Urgency plus action mismatch. The email created immediate anxiety (your password was changed) and directed the recipient toward an unverifiable action channel (a phone number) rather than linking to the bank's authenticated online portal.
Recipient targeting pattern. Four mailboxes at the same professional services firm received the message simultaneously. A real password change notification goes to one account holder. A phishing campaign broadcasts.
Content structure anomaly. The message body mimicked transactional notification formatting, but the combination of first-time sender, urgency framing, and callback-only action vector matched known vishing patterns that IRONSCALES tracks across its community of 35,000+ security professionals.

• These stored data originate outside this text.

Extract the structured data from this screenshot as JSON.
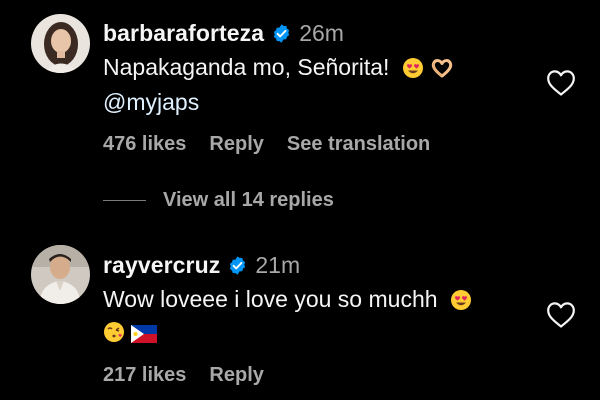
{
  "comments": [
    {
      "username": "barbaraforteza",
      "time": "26m",
      "text_line1": "Napakaganda mo, Señorita!",
      "mention": "@myjaps",
      "likes": "476 likes",
      "reply_label": "Reply",
      "translation_label": "See translation",
      "icons": [
        "verified-badge-icon",
        "heart-eyes-emoji-icon",
        "heart-hands-emoji-icon",
        "heart-outline-icon"
      ]
    },
    {
      "username": "rayvercruz",
      "time": "21m",
      "text_line1": "Wow loveee i love you so muchh",
      "likes": "217 likes",
      "reply_label": "Reply",
      "icons": [
        "verified-badge-icon",
        "heart-eyes-emoji-icon",
        "kiss-emoji-icon",
        "philippines-flag-icon",
        "heart-outline-icon"
      ]
    }
  ],
  "view_replies_label": "View all 14 replies",
  "colors": {
    "background": "#000000",
    "primary_text": "#f5f5f5",
    "secondary_text": "#a8a8a8",
    "verified": "#0095f6"
  }
}
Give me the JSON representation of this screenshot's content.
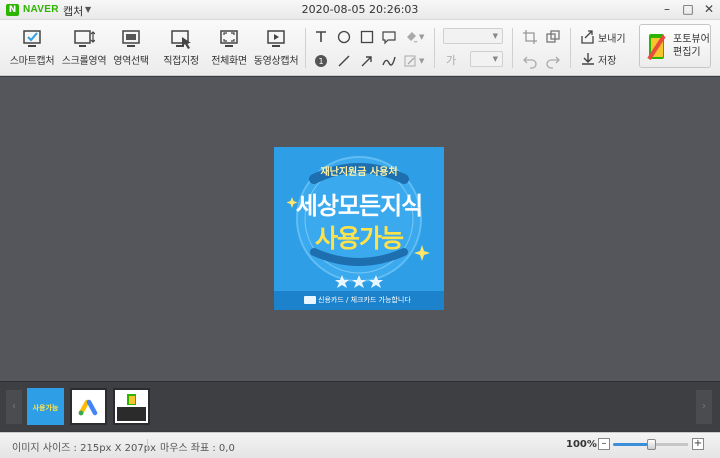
{
  "titlebar": {
    "logo_letter": "N",
    "app_name": "NAVER",
    "app_sub": "캡처",
    "datetime": "2020-08-05 20:26:03",
    "minimize": "–",
    "maximize": "□",
    "close": "✕"
  },
  "toolbar": {
    "tools": [
      {
        "label": "스마트캡처",
        "icon": "smart-capture-icon"
      },
      {
        "label": "스크롤영역",
        "icon": "scroll-area-icon"
      },
      {
        "label": "영역선택",
        "icon": "area-select-icon"
      },
      {
        "label": "직접지정",
        "icon": "manual-select-icon"
      },
      {
        "label": "전체화면",
        "icon": "fullscreen-icon"
      },
      {
        "label": "동영상캡처",
        "icon": "video-capture-icon"
      }
    ],
    "font_size_label": "가",
    "export_label": "보내기",
    "save_label": "저장",
    "photo_editor_label_1": "포토뷰어",
    "photo_editor_label_2": "편집기"
  },
  "preview": {
    "badge": "재난지원금 사용처",
    "line1": "세상모든지식",
    "line2": "사용가능",
    "footer": "신용카드 / 체크카드 가능합니다"
  },
  "filmstrip": {
    "thumb1_label": "사용가능",
    "prev": "‹",
    "next": "›"
  },
  "status": {
    "image_size_label": "이미지 사이즈 : 215px X 207px",
    "mouse_coord_label": "마우스 좌표 : 0,0",
    "zoom": "100%",
    "zoom_out": "–",
    "zoom_in": "+",
    "zoom_level": 0.5
  },
  "colors": {
    "accent": "#2e9fe6",
    "naver_green": "#2db400",
    "canvas": "#54565b"
  }
}
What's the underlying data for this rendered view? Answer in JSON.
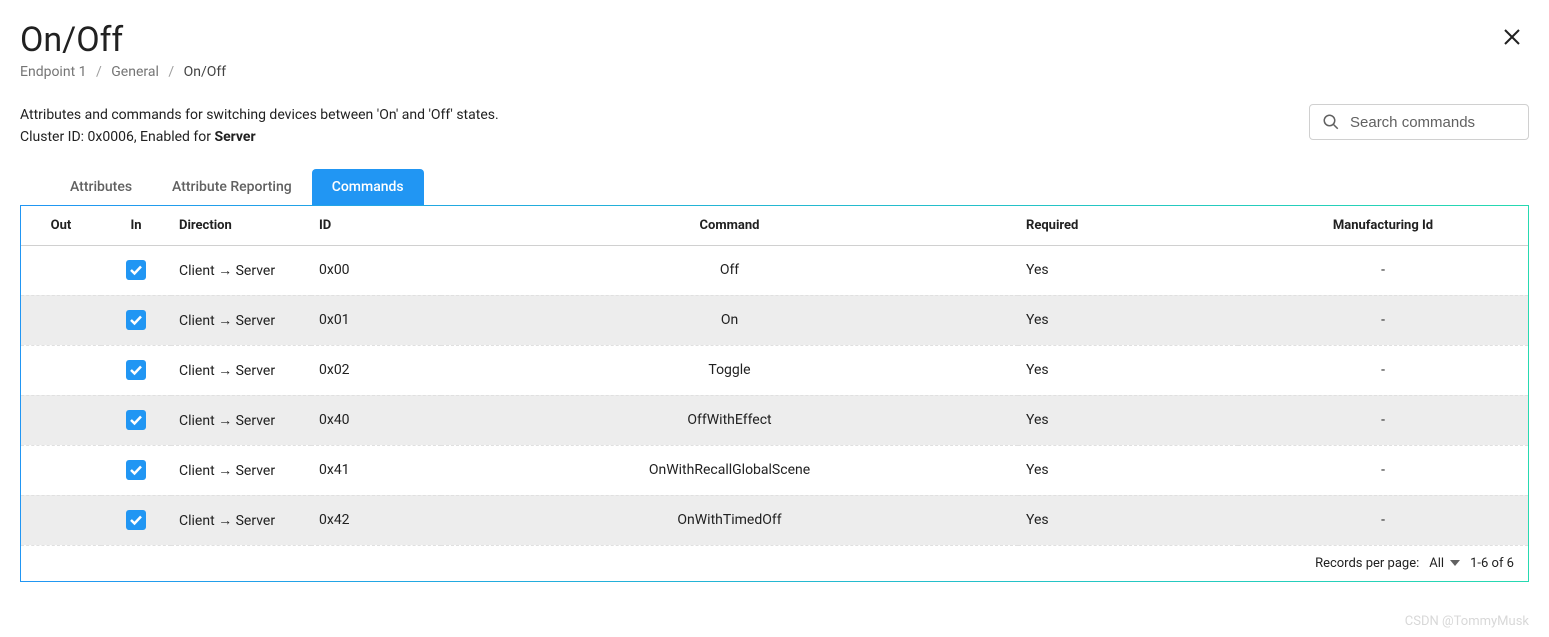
{
  "header": {
    "title": "On/Off",
    "breadcrumb": {
      "a": "Endpoint 1",
      "b": "General",
      "c": "On/Off"
    }
  },
  "desc": {
    "line1": "Attributes and commands for switching devices between 'On' and 'Off' states.",
    "prefix": "Cluster ID: 0x0006, Enabled for ",
    "bold": "Server"
  },
  "search": {
    "placeholder": "Search commands"
  },
  "tabs": {
    "a": "Attributes",
    "b": "Attribute Reporting",
    "c": "Commands"
  },
  "table": {
    "headers": {
      "out": "Out",
      "in": "In",
      "dir": "Direction",
      "id": "ID",
      "cmd": "Command",
      "req": "Required",
      "mfg": "Manufacturing Id"
    },
    "rows": [
      {
        "direction": "Client → Server",
        "id": "0x00",
        "command": "Off",
        "required": "Yes",
        "mfg": "-"
      },
      {
        "direction": "Client → Server",
        "id": "0x01",
        "command": "On",
        "required": "Yes",
        "mfg": "-"
      },
      {
        "direction": "Client → Server",
        "id": "0x02",
        "command": "Toggle",
        "required": "Yes",
        "mfg": "-"
      },
      {
        "direction": "Client → Server",
        "id": "0x40",
        "command": "OffWithEffect",
        "required": "Yes",
        "mfg": "-"
      },
      {
        "direction": "Client → Server",
        "id": "0x41",
        "command": "OnWithRecallGlobalScene",
        "required": "Yes",
        "mfg": "-"
      },
      {
        "direction": "Client → Server",
        "id": "0x42",
        "command": "OnWithTimedOff",
        "required": "Yes",
        "mfg": "-"
      }
    ]
  },
  "footer": {
    "rpp_label": "Records per page:",
    "rpp_value": "All",
    "range": "1-6 of 6"
  },
  "watermark": "CSDN @TommyMusk"
}
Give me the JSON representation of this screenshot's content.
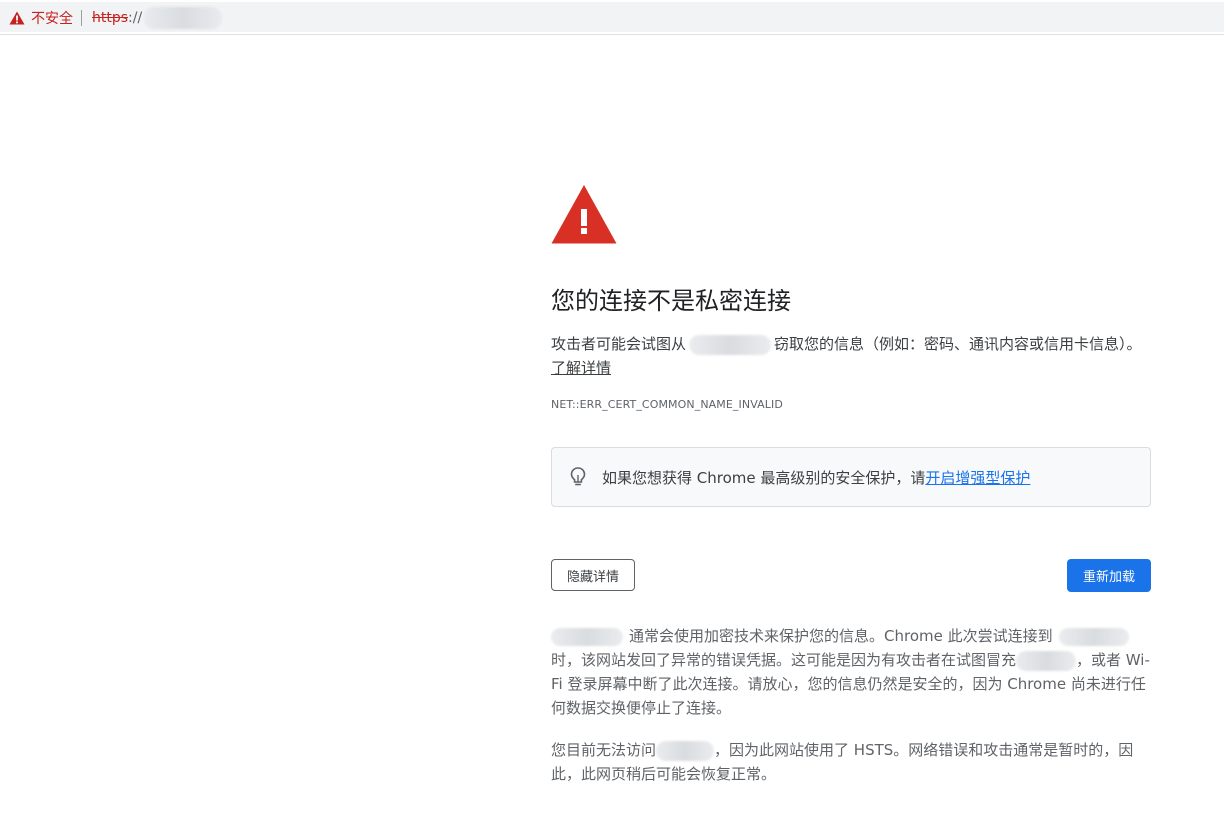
{
  "address_bar": {
    "not_secure_label": "不安全",
    "scheme": "https",
    "scheme_rest": "://"
  },
  "interstitial": {
    "heading": "您的连接不是私密连接",
    "desc_before": "攻击者可能会试图从",
    "desc_after": "窃取您的信息（例如：密码、通讯内容或信用卡信息）。",
    "learn_more": "了解详情",
    "error_code": "NET::ERR_CERT_COMMON_NAME_INVALID",
    "enhanced_text": "如果您想获得 Chrome 最高级别的安全保护，请",
    "enhanced_link": "开启增强型保护",
    "hide_details_button": "隐藏详情",
    "reload_button": "重新加载",
    "details_p1_a": "通常会使用加密技术来保护您的信息。Chrome 此次尝试连接到",
    "details_p1_b": "时，该网站发回了异常的错误凭据。这可能是因为有攻击者在试图冒充",
    "details_p1_c": "，或者 Wi-Fi 登录屏幕中断了此次连接。请放心，您的信息仍然是安全的，因为 Chrome 尚未进行任何数据交换便停止了连接。",
    "details_p2_a": "您目前无法访问",
    "details_p2_b": "，因为此网站使用了 HSTS。网络错误和攻击通常是暂时的，因此，此网页稍后可能会恢复正常。"
  },
  "colors": {
    "warning_red": "#d93025",
    "link_blue": "#1a73e8",
    "not_secure_red": "#c5221f"
  },
  "icons": {
    "address_warning": "warning-triangle-icon",
    "main_warning": "warning-triangle-icon",
    "enhanced_protection": "lightbulb-icon"
  }
}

These are not signals that a link scanner or sandbox can evaluate. They require understanding of sender behavior over time, content intent analysis, and cross-mailbox correlation. This is the domain where AI-driven platforms separate from static rule engines.
Where This Fits in the ATT&CK Framework
This attack maps to multiple techniques:
- T1566.001 (Phishing: Spearphishing Attachment/Link): Initial access via targeted phishing email. Though no link or attachment carried the payload, the technique classification applies to the delivery mechanism.
- T1598.004 (Phishing for Information: Spearphishing Voice): The actual exploitation vector. The email is a pretext to initiate a voice channel where credential harvesting occurs.
- T1204.001 (User Execution: Malicious Link): Adapted here to user execution via phone call, requiring the victim to voluntarily initiate contact.
The Verizon 2024 DBIR found that social engineering remains the top action variety in breaches, with pretexting (the technique underlying callback phishing) growing significantly year over year.
The Telltale Signs
| Type | Indicator | Context |
|---|---|---|
| Sender Address | ITDirectNotifyAlert[.]Bancorp@53[.]com | Automated notification address, first-time sender |
| Phone Number | (866) 475-0729 | Callback number embedded in email body |
| Sending IP | 205[.]220[.]177[.]171 | Proofpoint gateway IP (mx0b-00642301[.]pphosted[.]com) |
| X-Mailer | Fifth Third Notification System | Custom mailer header on phishing message |
| Subject | High Priority,Fifth Third Direct Alert | Urgency framing in subject line |
| Authentication | SPF=pass, DKIM=pass, DMARC=pass, compauth=100 | Full authentication pass, no spoofing detected |
What to Do When the Email Looks Perfect
This attack reinforces a principle that security teams need to internalize: authentication proves origin, not intent. An email can come from exactly where it claims to come from and still be a phishing attack.
For this specific threat pattern, prioritize these actions:
- Treat callback numbers as untrusted by default. Any email requesting a phone call should be verified against contact information obtained independently from the organization's official website.
- Flag first-time automated senders. Notification addresses that have never contacted your organization before deserve additional scrutiny, even when authentication passes perfectly.
- Correlate across mailboxes. A password change notification hitting multiple recipients simultaneously is a campaign indicator, not a coincidence. Cross-mailbox analysis is essential for catching broadcast phishing disguised as transactional alerts.
- Brief users on vishing as a phishing vector. According to the Microsoft Digital Defense Report 2024, social engineering attacks increasingly use hybrid delivery where email is the setup and voice is the execution. Users trained only to look for suspicious links will miss this entirely.
- Deploy behavioral detection. When the attack carries no technical payload, only behavioral signals (sender novelty, urgency patterns, action channel analysis) can catch it. Static rules and reputation databases are blind here.
The most dangerous phishing emails are the ones that look exactly like the real thing. This one did.